Turning on the radio one day, I heard a woman tell an interviewer that her 14-year-old son was "a good boy, really". As he had just been caught breaking into local houses for about the 250th time, it was not easy to see what his goodness consisted of: or rather, how his goodness could have outweighed his badness in the estimation of most of us.
It was only natural, of course, that his mother should try not to think of her own offspring as bad; as far as she was concerned, her son's deep inner core of goodness was preserved despite his outward, rather frequent, manifestations of malice. She hoped to persuade the public of this and, as the response of many people to the death of Raoul Moat shows, the hope was not entirely forlorn.
The late Mr Moat was a brutal sentimentalist. He used the extremity of his behaviour to persuade himself that he felt something – supposedly love – very deeply, and that this was the motive and justification of his behaviour. Surely, if he was prepared to kill not only his ex-girlfriend Samantha Stobbart, but also her new lover and anyone who looked like him, he must have loved her very much?
He also persuaded himself that he was the victim of this terrible episode. "They took it all from me," he said, "kids, freedom, house, then Sam and Chanel [his daughter]. Where could I go from there?" It was only natural that he, an innocent, or at least a man not seriously at fault ("I've never punched her but have slapped her"), should have taken a gun and killed one and injured two: any man treated in this way would have done the same.
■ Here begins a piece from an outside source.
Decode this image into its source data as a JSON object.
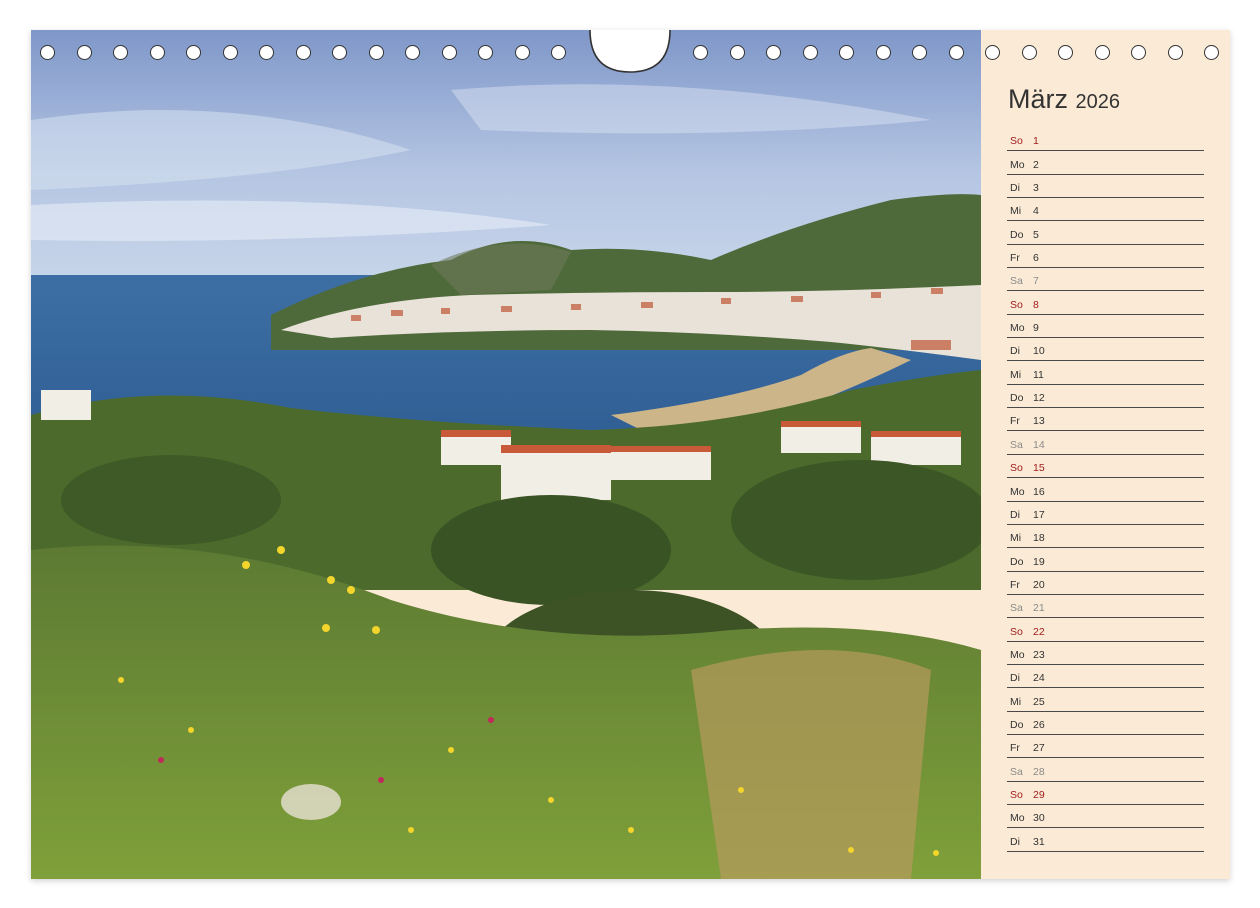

What is alarming is that substantial numbers of people take this self-serving sentimental nonsense seriously, at least if the thousands of postings on the Raoul Moat Facebook tribute page, which was deleted on Thursday, were anything to go by. The logic seems to be as follows: Mr Moat called himself a victim; victims are heroes; therefore Mr Moat was a hero.
Had the events not been so horrible, much of the published information about Mr Moat might rightly have caused hilarity. His uncle, for example, said that his family considered him a gentle giant. Here is what Mr Moat himself said in court when (long before the murder) he was charged with possession of a peculiarly nasty knuckle-duster: "My hand barely fits through it… I am a big lad and if I punched someone with this it would take the skin off my knuckles right down to the bone." These are not the words of someone to whom the idea of hitting people is entirely alien. His chosen profession, that of nightclub bouncer, would suggest as much.
Mr Moat thought he was as much the emotional victim of the shooting of his girlfriend as he would have been the physical victim if he had hit someone with the knuckle-duster. "Now I've realised Sam is really hurt, I'm gutted," he wrote. Poor man.
There is another sense, introduced by Mr Moat's brother, in which Mr Moat might be considered a victim. "If he'd had the support network around him," he said, "[my brother] might not have got to where he got to." By support network is meant counsellors, social workers and so forth. If only there were enough of them to go around, no one would ever do evil.
Mr Moat himself seems to have had an inkling of this. He apparently told the social workers who were trying to protect his children from his violent behaviour that, "I would like to have a psychiatrist, psychologist have a word with me regularly to see if there's somewhere underlying like where I have a problem I haven't seen."
The idea behind this is the sentimental and self-exculpating Freudian one, refracted through the slums of Britain, that uncovering treasure buried deep in a psyche is enough by itself to produce a reformation of character. Until the discovery of this buried treasure by a state-funded psychiatrist, therefore, Mr Moat could, with a clear conscience carry on taking the steroids that he used to make himself look boneheadedly vicious, and probably affected his behaviour.
In justifying his "war" on the police, Mr Moat appealed to sentimentality. He described a policeman in a car waiting at a roundabout, "to bully a single mum, who probably can't afford her car tax." Poor single mother, who doesn't know where babies come from, and who can afford a car but not the tax. Mr Moat is a modern Robin Hood, shooting the police to help the poor. This perfectly captures the connection between sentimentality and viciousness.